Insight into how angel investors operate, plus expert views on current investment activity.
Angel investors are critical to the startup ecosystem. These angels could be a founder’s friends and family but more often they are wealthy individuals, often with a portfolio of investments.
Understanding the nature of angel investment in the UK, and hearing how the sector is responding to Covid-19, will make founders better placed to seek funding.
Understanding the angel investor landscape
The angel investor market is a hard one to quantify as it includes a vast range of investments from a few thousand pounds to several millions. The most significant recent research was published in 2018 by the British Business Bank and the UK Business Angel Association (UKBAA). A combination of online surveys and telephone interviews found that the average angel had eight years investing experience and the majority had a portfolio of more than five companies. Angels had an average of 20% of their available assets in this form of investment.
Initial investments varied widely across the more than 500 angels surveyed, with the median investment being £25,000. It is worth considering that angel investors often work in syndicates so the aggregate amount could be significantly higher. Indeed the survey found that only 21% of angels weren’t involved in any syndicates and more than 40% invested in three or more startups as part of syndicates.
When it comes to holding their investment, angels are often in it for the longer term. Only 1% of investors expected to hold their investment for less than two years. 57% expected a 3-5 year investment with 20% assuming they will hold their equity for more than seven years.
Of course angels don’t just bring investment, they can supply expertise as well. 76% said they provided strategic advice and 64% offered access to customers, suppliers or markets. The average angel spends 1.6 days per week on their angel activities with only 4% spending five days or more.
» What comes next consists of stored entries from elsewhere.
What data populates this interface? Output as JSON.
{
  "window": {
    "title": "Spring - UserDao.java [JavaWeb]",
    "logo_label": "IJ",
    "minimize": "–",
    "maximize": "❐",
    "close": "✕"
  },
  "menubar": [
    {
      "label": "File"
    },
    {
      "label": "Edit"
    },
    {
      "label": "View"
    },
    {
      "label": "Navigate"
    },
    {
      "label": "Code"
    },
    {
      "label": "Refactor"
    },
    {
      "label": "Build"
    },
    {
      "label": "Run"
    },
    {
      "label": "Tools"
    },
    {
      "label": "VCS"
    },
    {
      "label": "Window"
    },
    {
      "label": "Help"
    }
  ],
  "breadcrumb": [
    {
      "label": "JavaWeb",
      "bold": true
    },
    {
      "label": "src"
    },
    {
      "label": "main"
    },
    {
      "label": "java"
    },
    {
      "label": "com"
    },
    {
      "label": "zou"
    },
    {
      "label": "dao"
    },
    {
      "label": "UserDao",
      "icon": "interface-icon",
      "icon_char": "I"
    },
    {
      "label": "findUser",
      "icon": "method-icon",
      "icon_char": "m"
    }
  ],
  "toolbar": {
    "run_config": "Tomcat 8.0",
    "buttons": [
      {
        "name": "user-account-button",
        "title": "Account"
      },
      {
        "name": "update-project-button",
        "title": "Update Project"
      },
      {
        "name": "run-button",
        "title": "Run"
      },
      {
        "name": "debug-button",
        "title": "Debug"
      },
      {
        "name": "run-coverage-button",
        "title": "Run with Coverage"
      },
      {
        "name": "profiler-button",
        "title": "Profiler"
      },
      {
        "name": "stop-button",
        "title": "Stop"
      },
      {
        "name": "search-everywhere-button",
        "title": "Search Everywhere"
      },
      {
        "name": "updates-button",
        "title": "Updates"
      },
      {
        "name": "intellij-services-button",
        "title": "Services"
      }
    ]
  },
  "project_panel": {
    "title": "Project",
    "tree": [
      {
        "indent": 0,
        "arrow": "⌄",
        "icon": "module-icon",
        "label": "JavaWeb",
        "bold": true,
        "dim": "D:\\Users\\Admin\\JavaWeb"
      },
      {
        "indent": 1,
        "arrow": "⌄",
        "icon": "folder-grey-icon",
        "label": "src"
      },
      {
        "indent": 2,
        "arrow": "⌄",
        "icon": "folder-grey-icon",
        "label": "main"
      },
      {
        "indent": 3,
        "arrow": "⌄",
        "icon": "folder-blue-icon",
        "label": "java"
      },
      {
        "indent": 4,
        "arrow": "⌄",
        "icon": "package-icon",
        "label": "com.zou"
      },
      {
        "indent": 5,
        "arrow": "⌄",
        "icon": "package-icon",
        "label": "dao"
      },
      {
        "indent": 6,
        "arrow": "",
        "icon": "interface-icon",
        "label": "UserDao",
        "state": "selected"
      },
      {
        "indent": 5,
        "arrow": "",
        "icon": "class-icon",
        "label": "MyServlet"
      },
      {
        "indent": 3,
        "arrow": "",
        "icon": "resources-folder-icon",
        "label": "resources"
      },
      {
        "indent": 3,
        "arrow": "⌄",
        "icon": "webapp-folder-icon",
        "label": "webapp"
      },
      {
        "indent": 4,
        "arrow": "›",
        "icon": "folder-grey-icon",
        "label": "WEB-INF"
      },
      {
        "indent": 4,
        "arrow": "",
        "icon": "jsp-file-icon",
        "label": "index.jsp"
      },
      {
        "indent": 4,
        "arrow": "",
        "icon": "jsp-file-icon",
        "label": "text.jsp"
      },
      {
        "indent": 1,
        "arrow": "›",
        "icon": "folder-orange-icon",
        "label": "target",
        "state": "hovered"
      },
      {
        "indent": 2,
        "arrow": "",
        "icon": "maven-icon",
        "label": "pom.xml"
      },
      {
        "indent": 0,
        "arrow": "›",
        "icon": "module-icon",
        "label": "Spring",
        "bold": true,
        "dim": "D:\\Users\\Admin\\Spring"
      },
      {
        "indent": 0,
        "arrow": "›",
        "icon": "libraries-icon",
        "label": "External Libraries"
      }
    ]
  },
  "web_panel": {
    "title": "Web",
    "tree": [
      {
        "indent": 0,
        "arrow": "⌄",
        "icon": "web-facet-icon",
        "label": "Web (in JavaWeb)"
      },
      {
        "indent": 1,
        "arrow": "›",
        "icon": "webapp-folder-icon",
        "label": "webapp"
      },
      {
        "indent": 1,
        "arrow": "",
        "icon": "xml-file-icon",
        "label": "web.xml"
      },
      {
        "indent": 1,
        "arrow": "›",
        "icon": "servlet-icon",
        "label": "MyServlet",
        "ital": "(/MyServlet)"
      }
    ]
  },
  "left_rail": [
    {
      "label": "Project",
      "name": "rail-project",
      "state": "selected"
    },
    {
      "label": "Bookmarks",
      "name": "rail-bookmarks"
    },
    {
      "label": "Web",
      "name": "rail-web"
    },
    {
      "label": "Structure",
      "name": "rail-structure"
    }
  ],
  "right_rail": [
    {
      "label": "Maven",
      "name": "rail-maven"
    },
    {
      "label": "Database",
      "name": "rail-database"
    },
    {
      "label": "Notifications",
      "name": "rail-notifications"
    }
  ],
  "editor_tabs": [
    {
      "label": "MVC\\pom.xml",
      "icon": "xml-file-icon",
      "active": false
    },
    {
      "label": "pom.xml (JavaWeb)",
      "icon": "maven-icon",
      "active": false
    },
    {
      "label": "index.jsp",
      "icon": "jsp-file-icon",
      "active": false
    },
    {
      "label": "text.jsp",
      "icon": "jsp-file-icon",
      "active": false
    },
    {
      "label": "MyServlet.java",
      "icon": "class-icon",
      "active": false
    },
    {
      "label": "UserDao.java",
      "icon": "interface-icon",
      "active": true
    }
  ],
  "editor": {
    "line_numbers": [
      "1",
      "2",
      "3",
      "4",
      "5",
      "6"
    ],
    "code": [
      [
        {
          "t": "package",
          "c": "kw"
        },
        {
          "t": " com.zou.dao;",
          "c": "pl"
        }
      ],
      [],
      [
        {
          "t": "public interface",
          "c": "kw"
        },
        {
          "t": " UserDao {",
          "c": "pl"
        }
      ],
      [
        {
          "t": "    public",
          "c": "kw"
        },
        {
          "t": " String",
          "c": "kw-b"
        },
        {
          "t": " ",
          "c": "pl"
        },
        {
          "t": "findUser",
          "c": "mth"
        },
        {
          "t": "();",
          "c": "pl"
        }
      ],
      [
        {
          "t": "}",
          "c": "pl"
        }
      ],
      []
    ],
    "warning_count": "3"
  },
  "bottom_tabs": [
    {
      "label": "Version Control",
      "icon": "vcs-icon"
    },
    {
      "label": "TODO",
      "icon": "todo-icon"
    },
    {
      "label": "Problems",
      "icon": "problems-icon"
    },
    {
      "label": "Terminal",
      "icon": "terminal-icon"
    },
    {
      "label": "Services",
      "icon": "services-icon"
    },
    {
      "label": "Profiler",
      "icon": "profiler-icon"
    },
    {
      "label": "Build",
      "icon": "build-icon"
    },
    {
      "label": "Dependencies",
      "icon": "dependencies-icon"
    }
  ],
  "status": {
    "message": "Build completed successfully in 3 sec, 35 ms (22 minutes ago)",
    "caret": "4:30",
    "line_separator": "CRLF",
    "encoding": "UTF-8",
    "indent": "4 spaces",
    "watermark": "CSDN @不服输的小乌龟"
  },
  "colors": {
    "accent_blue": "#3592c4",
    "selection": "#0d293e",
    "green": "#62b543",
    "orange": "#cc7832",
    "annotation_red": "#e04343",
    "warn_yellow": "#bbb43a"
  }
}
Skills and experience are key for angel investors
Nine out of ten angels cite the skills and experience of the founder and their team as the key to securing investment, along with the potential for the business to scale. Less than 30% consider a clearly identified exit route as an important factor when it comes to investing, indeed more than a third consider it unimportant.
Angels frequently take part in more than one funding round, with 65% of those surveyed making a follow-on investment. For around a third this was an investment of less than £20,000, with a similar proportion investing more than £20,000 and 35% not making a follow-on investment.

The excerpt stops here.